Einer, der den Hopfenspargel im wahrsten Sinne des Wortes wieder ausgegraben hat, ist Konrad Bogenrieder. Mit 25.000 Pflanzen gilt sein Hof als Kleinbetrieb. "Die großen fangen bei 100.000 an", sagt Bogenrieder. Doch seine Existenz als so genannter Nebenerwerbslandwirt war auch seine Chance. Nur für die kleineren Betriebe lohnt sich das Geschäft mit dem raren Gemüse. Denn nur von Hand geerntete und sortierte Sprossen haben die nötige Qualität, um auf die Teller wandern zu dürfen.

Ein Aufwand, der sich für Großagrarier nicht lohnt. Sie bearbeiten ihre Gärten zeitsparend mit Maschinen. Die Triebe werden abgeschnitten und vergammeln auf dem Feld. Für ein Kilo Hopfenspargel benötigt Bogenrieder ein bis zwei Stunden Arbeit, je nach Hopfensorte. "Man muss was von der Pflanze verstehen, sonst beschädigt man sie", so Bogenrieder. Leiharbeiter möchte er deshalb erst gar keine einsetzen.

In den wenigen Wochen der Ernte ist Konrad Bogenrieder mit seiner Familie täglich studenlang auf dem Feld. Mit Daumen und Zeigefinger werden die überschüssigen Triebe abgeknipst, die später in den Kochtöpfen landen. Übrigens nicht nur in bayerischen. Bogenrieder verschickt die kostbare Ware vakuumverpackt und per Express - die frischen Triebe sind allerhöchstens 48 Stunden lang haltbar - an ambitionierte Köche in Deutschland und Europa. Das Kilo kostet satte 40 Euro.

Eine Handvoll Edelrestaurants in Hamburg und Berlin gehören zu seinen Kunden. Aber auch Maîtres in Wien, Venedig und sogar Barcelona lassen sich mit Hopfenspargel aus der Hallertau beliefern.

Noch führt das junge alte Gemüse ein Schattendasein. Zu lange war es in Vergessenheit geraten. Doch zumindest in den Anbaugebieten erinnert man sich seiner Wurzeln. Beziehungsweise seiner Triebe. Ihnen werden übrigens wie dem "echten" Spargel eine potenzsteigernde Wirkung nachgesagt.

Hopfen-Sushi und Spargel-Pizza

Die Touristikverbände sehen im Hopfenspargel eine Chance, das touristisch wenig erschlossene Gebiet, das von Hopfenstangen, Kirchtürmen und sanften Hügeln geprägt ist, zu vermarkten. Eine Arbeitsgemeinschaft aus Touristikern, Landwirten und Gastronomen möchte den Hopfenspargel und damit auch die Hallertau an den Mann bringen.

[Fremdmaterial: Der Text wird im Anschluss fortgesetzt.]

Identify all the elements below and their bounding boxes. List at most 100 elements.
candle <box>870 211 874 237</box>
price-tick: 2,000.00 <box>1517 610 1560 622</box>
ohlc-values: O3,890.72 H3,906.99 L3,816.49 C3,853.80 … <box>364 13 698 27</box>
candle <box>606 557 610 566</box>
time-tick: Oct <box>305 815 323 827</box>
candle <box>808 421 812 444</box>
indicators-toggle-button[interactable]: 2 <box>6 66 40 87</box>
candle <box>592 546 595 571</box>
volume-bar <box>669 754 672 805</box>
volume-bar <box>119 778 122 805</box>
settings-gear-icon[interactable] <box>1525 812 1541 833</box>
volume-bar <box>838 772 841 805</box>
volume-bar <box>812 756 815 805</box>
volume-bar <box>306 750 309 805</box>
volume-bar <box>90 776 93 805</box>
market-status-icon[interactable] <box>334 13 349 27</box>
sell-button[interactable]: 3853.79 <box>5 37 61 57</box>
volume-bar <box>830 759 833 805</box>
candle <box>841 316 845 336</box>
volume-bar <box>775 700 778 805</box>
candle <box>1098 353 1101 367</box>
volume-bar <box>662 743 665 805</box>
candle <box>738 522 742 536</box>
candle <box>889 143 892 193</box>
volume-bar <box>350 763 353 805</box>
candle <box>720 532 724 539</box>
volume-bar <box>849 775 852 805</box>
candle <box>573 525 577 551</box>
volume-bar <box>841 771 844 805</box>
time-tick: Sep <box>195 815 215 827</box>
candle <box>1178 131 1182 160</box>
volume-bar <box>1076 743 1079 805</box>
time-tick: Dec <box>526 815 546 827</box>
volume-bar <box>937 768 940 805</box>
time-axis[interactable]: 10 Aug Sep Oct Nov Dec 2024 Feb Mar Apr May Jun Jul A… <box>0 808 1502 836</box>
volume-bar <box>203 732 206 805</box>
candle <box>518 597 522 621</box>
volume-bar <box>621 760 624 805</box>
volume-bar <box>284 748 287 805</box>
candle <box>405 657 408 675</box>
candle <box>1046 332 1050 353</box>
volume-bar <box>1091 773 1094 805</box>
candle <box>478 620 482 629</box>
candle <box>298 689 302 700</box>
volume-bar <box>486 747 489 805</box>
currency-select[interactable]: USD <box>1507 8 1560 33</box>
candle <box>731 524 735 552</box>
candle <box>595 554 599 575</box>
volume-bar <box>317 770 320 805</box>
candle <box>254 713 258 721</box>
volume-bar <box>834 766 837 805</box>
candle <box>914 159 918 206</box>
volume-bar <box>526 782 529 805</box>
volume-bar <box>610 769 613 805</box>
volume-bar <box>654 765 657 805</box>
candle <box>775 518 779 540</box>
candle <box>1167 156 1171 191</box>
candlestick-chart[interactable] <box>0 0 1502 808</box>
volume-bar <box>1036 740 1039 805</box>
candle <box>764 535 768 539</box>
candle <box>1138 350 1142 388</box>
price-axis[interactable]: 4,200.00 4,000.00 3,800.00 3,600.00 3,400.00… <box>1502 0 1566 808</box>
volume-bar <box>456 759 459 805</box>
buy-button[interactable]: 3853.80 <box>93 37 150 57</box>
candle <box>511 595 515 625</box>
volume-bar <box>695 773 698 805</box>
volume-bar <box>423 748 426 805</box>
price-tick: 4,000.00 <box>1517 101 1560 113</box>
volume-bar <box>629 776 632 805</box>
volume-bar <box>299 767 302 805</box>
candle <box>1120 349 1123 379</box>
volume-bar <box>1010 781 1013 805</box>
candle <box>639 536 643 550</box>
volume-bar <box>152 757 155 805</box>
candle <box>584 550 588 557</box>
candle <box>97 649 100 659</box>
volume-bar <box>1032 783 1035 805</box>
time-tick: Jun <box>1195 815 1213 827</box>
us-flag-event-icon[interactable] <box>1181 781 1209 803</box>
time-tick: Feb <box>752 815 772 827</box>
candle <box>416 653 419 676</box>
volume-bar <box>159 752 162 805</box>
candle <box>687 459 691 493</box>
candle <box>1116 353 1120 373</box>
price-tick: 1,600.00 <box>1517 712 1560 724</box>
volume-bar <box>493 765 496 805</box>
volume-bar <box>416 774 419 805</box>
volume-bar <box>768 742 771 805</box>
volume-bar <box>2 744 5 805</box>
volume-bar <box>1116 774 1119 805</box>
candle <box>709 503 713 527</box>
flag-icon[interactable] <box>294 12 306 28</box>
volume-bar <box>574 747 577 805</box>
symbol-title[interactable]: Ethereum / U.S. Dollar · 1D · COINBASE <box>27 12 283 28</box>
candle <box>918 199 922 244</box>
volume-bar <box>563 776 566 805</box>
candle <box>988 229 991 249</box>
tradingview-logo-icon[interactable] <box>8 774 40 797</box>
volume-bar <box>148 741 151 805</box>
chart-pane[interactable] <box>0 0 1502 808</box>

Hopfenspargelwochen wurden ins Leben gerufen. Sie dauern in der Regel von Mitte März bis Mitte April.

Dass mittlerweile einige Hallertauer Gasthöfe den Hopfenspargel anbieten, ist unter anderem ein Verdienst von Jakob Sixt. Dass aber auch einige mit den Sprossen herumexperimentieren, weckt bei ihm eher gemischte Gefühle. Hopfenspargel als Sushi verpackt, oder Hopfenspargel als Pizzabelag - für Sixt ist das zu viel Firlefanz. "Mir san schließlich in Bayern", sagt er.

Pastete gefüllt mit Hopfenspargelgemüse jedoch erhält den Segen des bodenständigen Gastwirts. Es ist eines der Lieblingsrezepte von Jakob Sixt. Und das seiner Gäste, die das urige Ambiente in dem Gebäude aus dem 17. Jahrhundert zu schätzen wissen. Hier war früher eine Klosterbrauerei untergebracht.

Hin und wieder schauen ein paar Geistliche aus dem nahen Konvent vorbei. Natürlich auch, um Hopfenspargel zu genießen. Selbstredend ohne Hintergedanken. Trotzdem erzählt man sich in Rohr noch heute eine wahre Anekdote. Ein Gast löffelt voller Genuss seine Hopfenspargelsuppe, da sagt ein anderer: "Da wird sich Ihre Frau aber freuen." Die ernüchternde Antwort: "Mir bringt das nix. Ich bin der Kaplan vom Kloster."